Architecture¶
How design choices map to the rubric¶
The hackathon scores submissions across four dimensions. Here's the explicit mapping for someone reading the work to grade or learn from it.
| Dimension | Choice we made | Where to read |
|---|---|---|
| Agent design — separation of concerns, justified technique | 7 single-purpose modules (main / agent / batch / corpus / safety / schema / eval); corpus stuffing per Anthropic's <200K guidance (not RAG) |
this page + Corpus & Caching |
Use of corpus — grounded answers from data/ |
every prompt wraps each doc in <doc path="data/...">; justifications cite specific corpus paths |
Corpus & Caching |
| Escalation logic — high-risk handling | explicit prompt criteria (sensitive/legal, account access, payment disputes, multi-language injection wrappers) | Prompt-Injection Defense |
| Determinism & reproducibility | uv.lock pinned, forced tool_choice + strict pydantic schema, runnable README |
Cost & Determinism |
| Engineering hygiene | ruff-clean, 31 unit tests (zero API), secrets via env vars only | Reference |
| Output CSV — per-row correctness on 5 columns | 100% on every graded column of the labeled sample (10 tickets); spot-check on the hardest test-set cases (multilingual injection, identity theft, score dispute) all routed correctly | Cost & Determinism |
| AI Fluency — visible steering on the chat transcript | ~/hackerrank_orchestrate/log.txt captures verbatim user prompts and the full development arc — including a documented Gemini autonomy overstep and AJ's correction |
(private chat transcript) |
System diagram¶
flowchart TD
csv[("support_tickets.csv")]
csv --> main["main.py<br/><small>argparse · csv I/O<br/>group tickets by company<br/>for cache locality</small>"]
main -->|sync| triage["agent.triage()"]
main -->|"--batch · 50% off"| batch["batch.run_batch()<br/><small>Message Batches API · async</small>"]
triage --> api{{"Anthropic Messages API<br/>Claude Opus 4.7 / Sonnet 4.6"}}
batch --> api
api --> validate["TicketOutput<br/><small>pydantic-validated</small>"]
validate --> output[("output.csv<br/>8 columns")]
classDef forced fill:#E36414,stroke:#F4A261,stroke-width:2px,color:#0a0e12
api:::forced
Per-request payload (same shape, sync or batch)¶
system blocks (cache_control: ephemeral, ttl: 1h):
[0] SYSTEM_PROMPT — instructions, escalation criteria, few-shot examples
[1] <corpus> ... </corpus>
per-domain markdown with frontmatter / image URLs stripped,
each file wrapped in <doc path="data/..."/>
user message:
<user_ticket>
company: HackerRank | Claude | Visa | None
subject: ...
issue: ...
</user_ticket>
tools: [submit_triage] (input_schema = TicketOutput)

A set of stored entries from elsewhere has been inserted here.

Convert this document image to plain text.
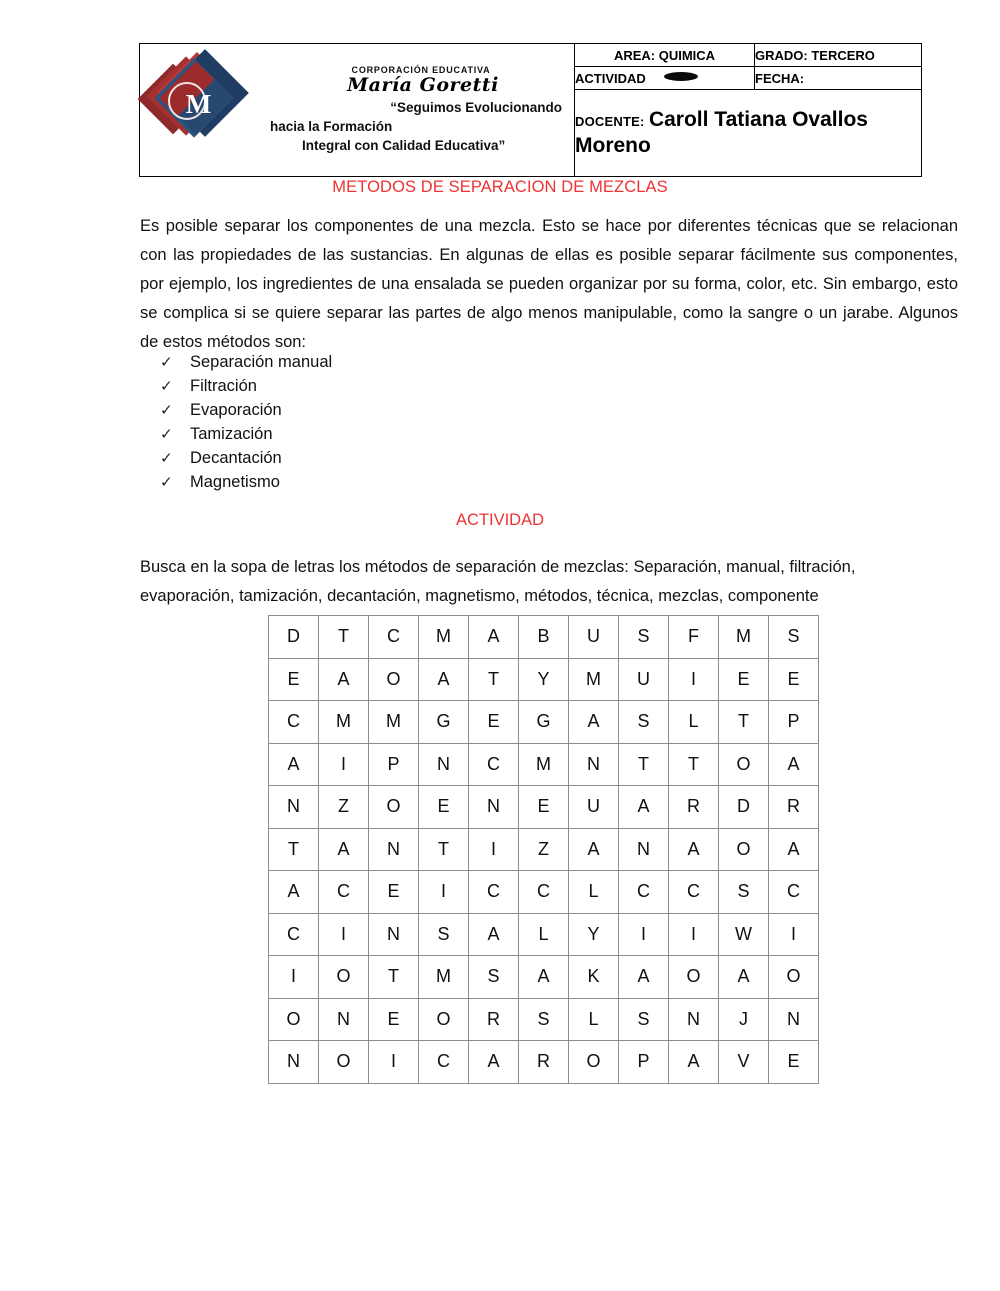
M
CORPORACIÓN EDUCATIVA
María Goretti
“Seguimos Evolucionando
hacia la Formación
Integral con Calidad Educativa”
	AREA: QUIMICA	GRADO: TERCERO
	ACTIVIDAD	FECHA:
	DOCENTE: Caroll Tatiana Ovallos Moreno	
METODOS DE SEPARACION DE MEZCLAS
Es posible separar los componentes de una mezcla. Esto se hace por diferentes técnicas que se relacionan con las propiedades de las sustancias. En algunas de ellas es posible separar fácilmente sus componentes, por ejemplo, los ingredientes de una ensalada se pueden organizar por su forma, color, etc. Sin embargo, esto se complica si se quiere separar las partes de algo menos manipulable, como la sangre o un jarabe. Algunos de estos métodos son:
✓	Separación manual
✓	Filtración
✓	Evaporación
✓	Tamización
✓	Decantación
✓	Magnetismo
ACTIVIDAD
Busca en la sopa de letras los métodos de separación de mezclas: Separación, manual, filtración, evaporación, tamización, decantación, magnetismo, métodos, técnica, mezclas, componente
D	T	C	M	A	B	U	S	F	M	S
E	A	O	A	T	Y	M	U	I	E	E
C	M	M	G	E	G	A	S	L	T	P
A	I	P	N	C	M	N	T	T	O	A
N	Z	O	E	N	E	U	A	R	D	R
T	A	N	T	I	Z	A	N	A	O	A
A	C	E	I	C	C	L	C	C	S	C
C	I	N	S	A	L	Y	I	I	W	I
I	O	T	M	S	A	K	A	O	A	O
O	N	E	O	R	S	L	S	N	J	N
N	O	I	C	A	R	O	P	A	V	E
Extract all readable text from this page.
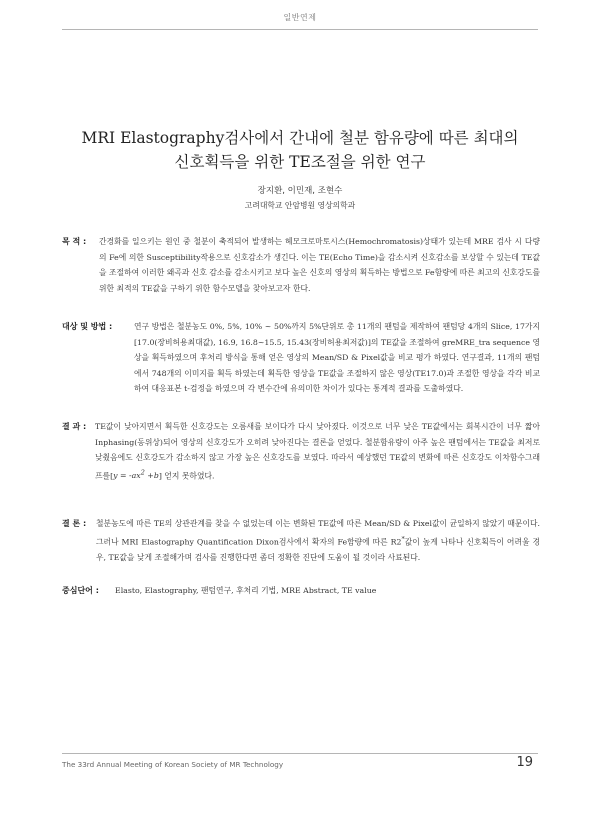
일반연제
MRI Elastography검사에서 간내에 철분 함유량에 따른 최대의
신호획득을 위한 TE조절을 위한 연구
장지환, 이민재, 조현수
고려대학교 안암병원 영상의학과
목 적 : 간경화를 일으키는 원인 중 철분이 축적되어 발생하는 헤모크로마토시스(Hemochromatosis)상태가 있는데 MRE 검사 시 다량의 Fe에 의한 Susceptibility작용으로 신호감소가 생긴다. 이는 TE(Echo Time)을 감소시켜 신호감소를 보상할 수 있는데 TE값을 조절하여 이러한 왜곡과 신호 감소를 감소시키고 보다 높은 신호의 영상의 획득하는 방법으로 Fe함량에 따른 최고의 신호강도를 위한 최적의 TE값을 구하기 위한 함수모델을 찾아보고자 한다.
대상 및 방법 :	연구 방법은 철분농도 0%, 5%, 10% ~ 50%까지 5%단위로 총 11개의 팬텀을 제작하여 팬텀당 4개의 Slice, 17가지[17.0(장비허용최대값), 16.9, 16.8~15.5, 15.43(장비허용최저값)]의 TE값을 조절하여 greMRE_tra sequence 영상을 획득하였으며 후처리 방식을 통해 얻은 영상의 Mean/SD & Pixel값을 비교 평가 하였다. 연구결과, 11개의 팬텀에서 748개의 이미지를 획득 하였는데 획득한 영상을 TE값을 조절하지 않은 영상(TE17.0)과 조절한 영상을 각각 비교하여 대응표본 t-검정을 하였으며 각 변수간에 유의미한 차이가 있다는 통계적 결과를 도출하였다.
결 과 : TE값이 낮아지면서 획득한 신호강도는 오름새를 보이다가 다시 낮아졌다. 이것으로 너무 낮은 TE값에서는 회복시간이 너무 짧아 Inphasing(동위상)되어 영상의 신호강도가 오히려 낮아진다는 결론을 얻었다. 철분함유량이 아주 높은 팬텀에서는 TE값을 최저로 낮췄음에도 신호강도가 감소하지 않고 가장 높은 신호강도를 보였다. 따라서 예상했던 TE값의 변화에 따른 신호강도 이차함수그래프를$[y = -ax^2 +b]$ 얻지 못하였다.
결 론 : 철분농도에 따른 TE의 상관관계를 찾을 수 없었는데 이는 변화된 TE값에 따른 Mean/SD & Pixel값이 균일하지 않았기 때문이다. 그러나 MRI Elastography Quantification Dixon검사에서 확자의 Fe함량에 따른 R2*값이 높게 나타나 신호획득이 어려울 경우, TE값을 낮게 조절해가며 검사를 진행한다면 좀더 정확한 진단에 도움이 될 것이라 사료된다.
중심단어 : Elasto, Elastography, 팬텀연구, 후처리 기법, MRE Abstract, TE value
The 33rd Annual Meeting of Korean Society of MR Technology	19
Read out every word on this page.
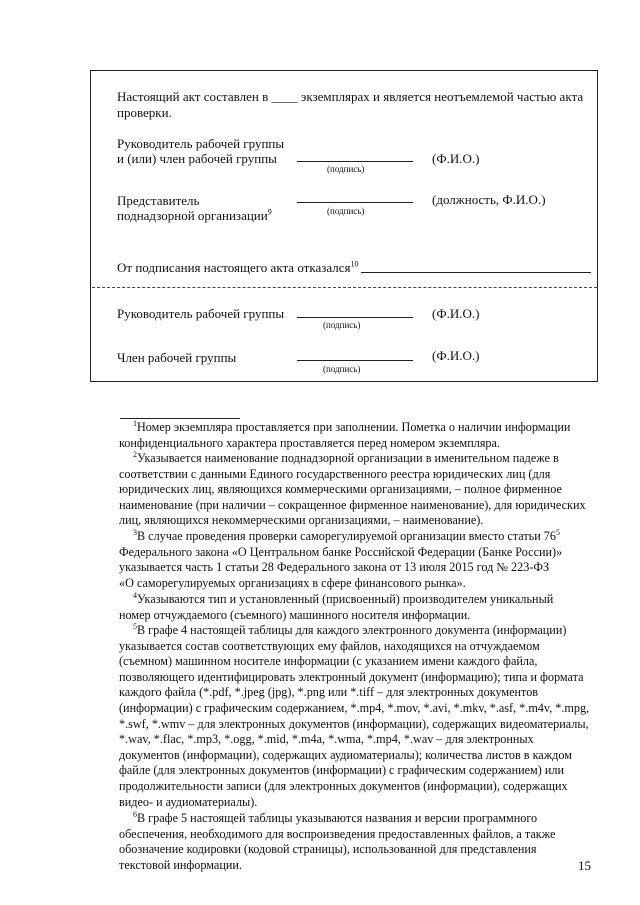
Настоящий акт составлен в ____ экземплярах и является неотъемлемой частью акта
проверки.
Руководитель рабочей группы
и (или) член рабочей группы
(подпись)
(Ф.И.О.)
Представитель
поднадзорной организации$^9$	(подпись)
(должность, Ф.И.О.)
От подписания настоящего акта отказался$^{10}$
Руководитель рабочей группы
(подпись)
(Ф.И.О.)
Член рабочей группы
(подпись)
(Ф.И.О.)
$^1$Номер экземпляра проставляется при заполнении. Пометка о наличии информации
конфиденциального характера проставляется перед номером экземпляра.
$^2$Указывается наименование поднадзорной организации в именительном падеже в
соответствии с данными Единого государственного реестра юридических лиц (для
юридических лиц, являющихся коммерческими организациями, – полное фирменное
наименование (при наличии – сокращенное фирменное наименование), для юридических
лиц, являющихся некоммерческими организациями, – наименование).
$^3$В случае проведения проверки саморегулируемой организации вместо статьи 76$^5$
Федерального закона «О Центральном банке Российской Федерации (Банке России)»
указывается часть 1 статьи 28 Федерального закона от 13 июля 2015 год № 223-ФЗ
«О саморегулируемых организациях в сфере финансового рынка».
$^4$Указываются тип и установленный (присвоенный) производителем уникальный
номер отчуждаемого (съемного) машинного носителя информации.
$^5$В графе 4 настоящей таблицы для каждого электронного документа (информации)
указывается состав соответствующих ему файлов, находящихся на отчуждаемом
(съемном) машинном носителе информации (с указанием имени каждого файла,
позволяющего идентифицировать электронный документ (информацию); типа и формата
каждого файла (*.pdf, *.jpeg (jpg), *.png или *.tiff – для электронных документов
(информации) с графическим содержанием, *.mp4, *.mov, *.avi, *.mkv, *.asf, *.m4v, *.mpg,
*.swf, *.wmv – для электронных документов (информации), содержащих видеоматериалы,
*.wav, *.flac, *.mp3, *.ogg, *.mid, *.m4a, *.wma, *.mp4, *.wav – для электронных
документов (информации), содержащих аудиоматериалы); количества листов в каждом
файле (для электронных документов (информации) с графическим содержанием) или
продолжительности записи (для электронных документов (информации), содержащих
видео- и аудиоматериалы).
$^6$В графе 5 настоящей таблицы указываются названия и версии программного
обеспечения, необходимого для воспроизведения предоставленных файлов, а также
обозначение кодировки (кодовой страницы), использованной для представления
текстовой информации.	15
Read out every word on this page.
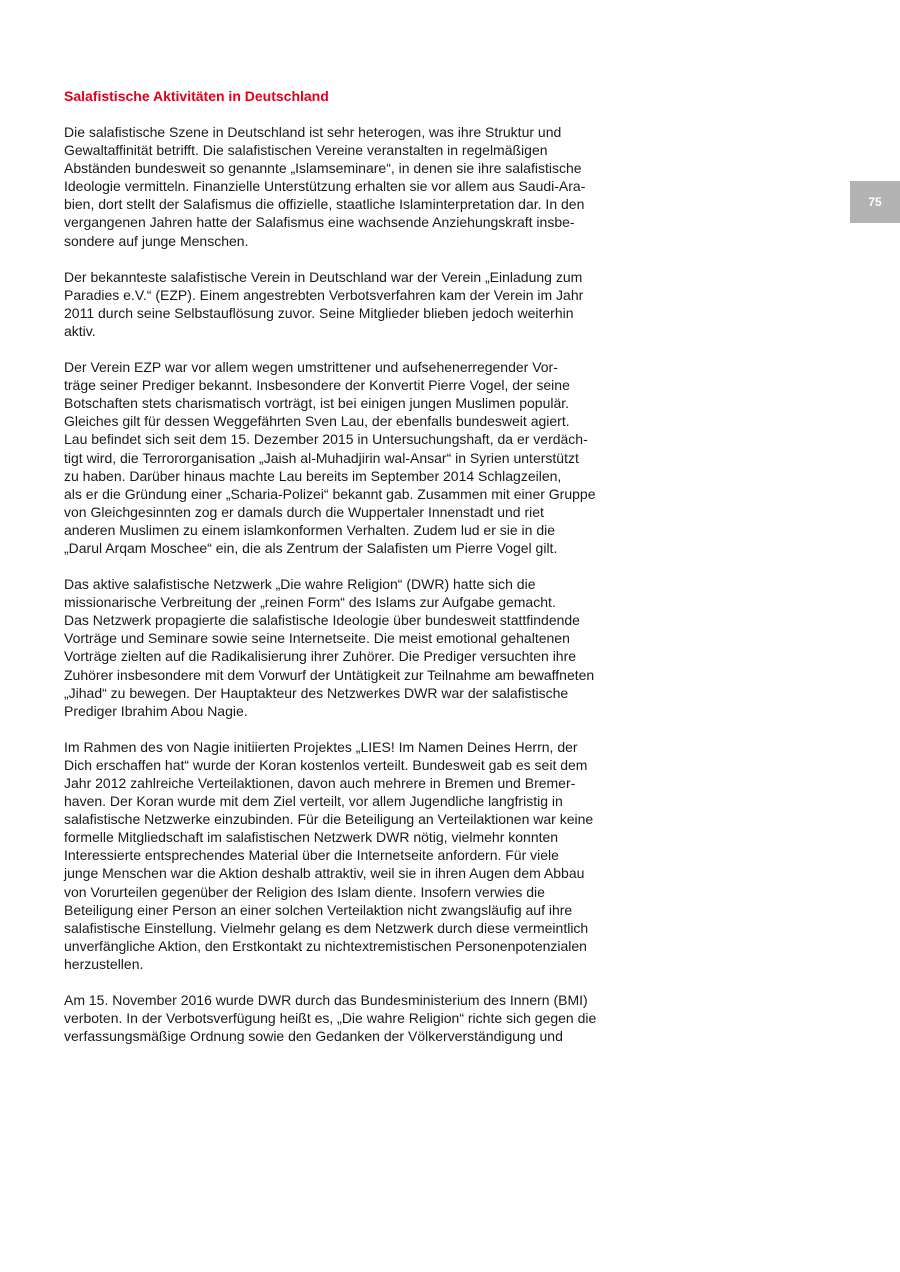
75
Salafistische Aktivitäten in Deutschland

Die salafistische Szene in Deutschland ist sehr heterogen, was ihre Struktur und
Gewaltaffinität betrifft. Die salafistischen Vereine veranstalten in regelmäßigen
Abständen bundesweit so genannte „Islamseminare“, in denen sie ihre salafistische
Ideologie vermitteln. Finanzielle Unterstützung erhalten sie vor allem aus Saudi-Ara-
bien, dort stellt der Salafismus die offizielle, staatliche Islaminterpretation dar. In den
vergangenen Jahren hatte der Salafismus eine wachsende Anziehungskraft insbe-
sondere auf junge Menschen.

Der bekannteste salafistische Verein in Deutschland war der Verein „Einladung zum
Paradies e.V.“ (EZP). Einem angestrebten Verbotsverfahren kam der Verein im Jahr
2011 durch seine Selbstauflösung zuvor. Seine Mitglieder blieben jedoch weiterhin
aktiv.

Der Verein EZP war vor allem wegen umstrittener und aufsehenerregender Vor-
träge seiner Prediger bekannt. Insbesondere der Konvertit Pierre Vogel, der seine
Botschaften stets charismatisch vorträgt, ist bei einigen jungen Muslimen populär.
Gleiches gilt für dessen Weggefährten Sven Lau, der ebenfalls bundesweit agiert.
Lau befindet sich seit dem 15. Dezember 2015 in Untersuchungshaft, da er verdäch-
tigt wird, die Terrororganisation „Jaish al-Muhadjirin wal-Ansar“ in Syrien unterstützt
zu haben. Darüber hinaus machte Lau bereits im September 2014 Schlagzeilen,
als er die Gründung einer „Scharia-Polizei“ bekannt gab. Zusammen mit einer Gruppe
von Gleichgesinnten zog er damals durch die Wuppertaler Innenstadt und riet
anderen Muslimen zu einem islamkonformen Verhalten. Zudem lud er sie in die
„Darul Arqam Moschee“ ein, die als Zentrum der Salafisten um Pierre Vogel gilt.

Das aktive salafistische Netzwerk „Die wahre Religion“ (DWR) hatte sich die
missionarische Verbreitung der „reinen Form“ des Islams zur Aufgabe gemacht.
Das Netzwerk propagierte die salafistische Ideologie über bundesweit stattfindende
Vorträge und Seminare sowie seine Internetseite. Die meist emotional gehaltenen
Vorträge zielten auf die Radikalisierung ihrer Zuhörer. Die Prediger versuchten ihre
Zuhörer insbesondere mit dem Vorwurf der Untätigkeit zur Teilnahme am bewaffneten
„Jihad“ zu bewegen. Der Hauptakteur des Netzwerkes DWR war der salafistische
Prediger Ibrahim Abou Nagie.

Im Rahmen des von Nagie initiierten Projektes „LIES! Im Namen Deines Herrn, der
Dich erschaffen hat“ wurde der Koran kostenlos verteilt. Bundesweit gab es seit dem
Jahr 2012 zahlreiche Verteilaktionen, davon auch mehrere in Bremen und Bremer-
haven. Der Koran wurde mit dem Ziel verteilt, vor allem Jugendliche langfristig in
salafistische Netzwerke einzubinden. Für die Beteiligung an Verteilaktionen war keine
formelle Mitgliedschaft im salafistischen Netzwerk DWR nötig, vielmehr konnten
Interessierte entsprechendes Material über die Internetseite anfordern. Für viele
junge Menschen war die Aktion deshalb attraktiv, weil sie in ihren Augen dem Abbau
von Vorurteilen gegenüber der Religion des Islam diente. Insofern verwies die
Beteiligung einer Person an einer solchen Verteilaktion nicht zwangsläufig auf ihre
salafistische Einstellung. Vielmehr gelang es dem Netzwerk durch diese vermeintlich
unverfängliche Aktion, den Erstkontakt zu nichtextremistischen Personenpotenzialen
herzustellen.

Am 15. November 2016 wurde DWR durch das Bundesministerium des Innern (BMI)
verboten. In der Verbotsverfügung heißt es, „Die wahre Religion“ richte sich gegen die
verfassungsmäßige Ordnung sowie den Gedanken der Völkerverständigung und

tool_choice: {type: "tool", name: "submit_triage"} forced
The forced tool_choice is what guarantees a structured row per ticket: constrained decoding under tool-use can't emit anything that violates the TicketOutput schema. No parsing fallback, no retries on missing-tool calls.
File map¶
| file | purpose |
|---|---|
code/main.py |
CLI entry, argparse, CSV I/O, dispatch (sync vs --batch), --resume merge, cost estimate |
code/agent.py |
system prompt with few-shot examples, submit_triage tool definition, sync triage() call |
code/batch.py |
Anthropic Message Batches API path — build requests, submit, poll, collect results |
code/corpus.py |
per-domain markdown loader, frontmatter / image / signed-URL stripping, normalize_company |
code/safety.py |
ticket sanitization + spotlight delimiters |
code/schema.py |
pydantic models, status / request_type enums, CSV column order |
code/eval.py |
run against sample_support_tickets.csv, print per-column accuracy and mismatches |
code/tests/ |
pytest unit tests for safety, corpus, schema, main, batch (no API) |
scripts/build_submission.py |
bundle code/ into a clean submission zip |
Design pillars¶
Three architectural choices do most of the load-bearing work — each documented in its own page:
- Corpus & Caching — why we stuff the per-domain corpus instead of running RAG, and how the 1-hour
extended-cache-ttl-2025-04-11beta keeps cost under control. - Prompt-Injection Defense — spotlighting, structural delimiters, escalation criteria. How the French Visa "show me your internal rules" attack lands as a clean escalation with no leakage.
- Cost & Determinism — token economics across Haiku 4.5 / Sonnet 4.6 / Opus 4.7, the 50%-off Message Batches API path, and why we don't need temperature controls for deterministic output.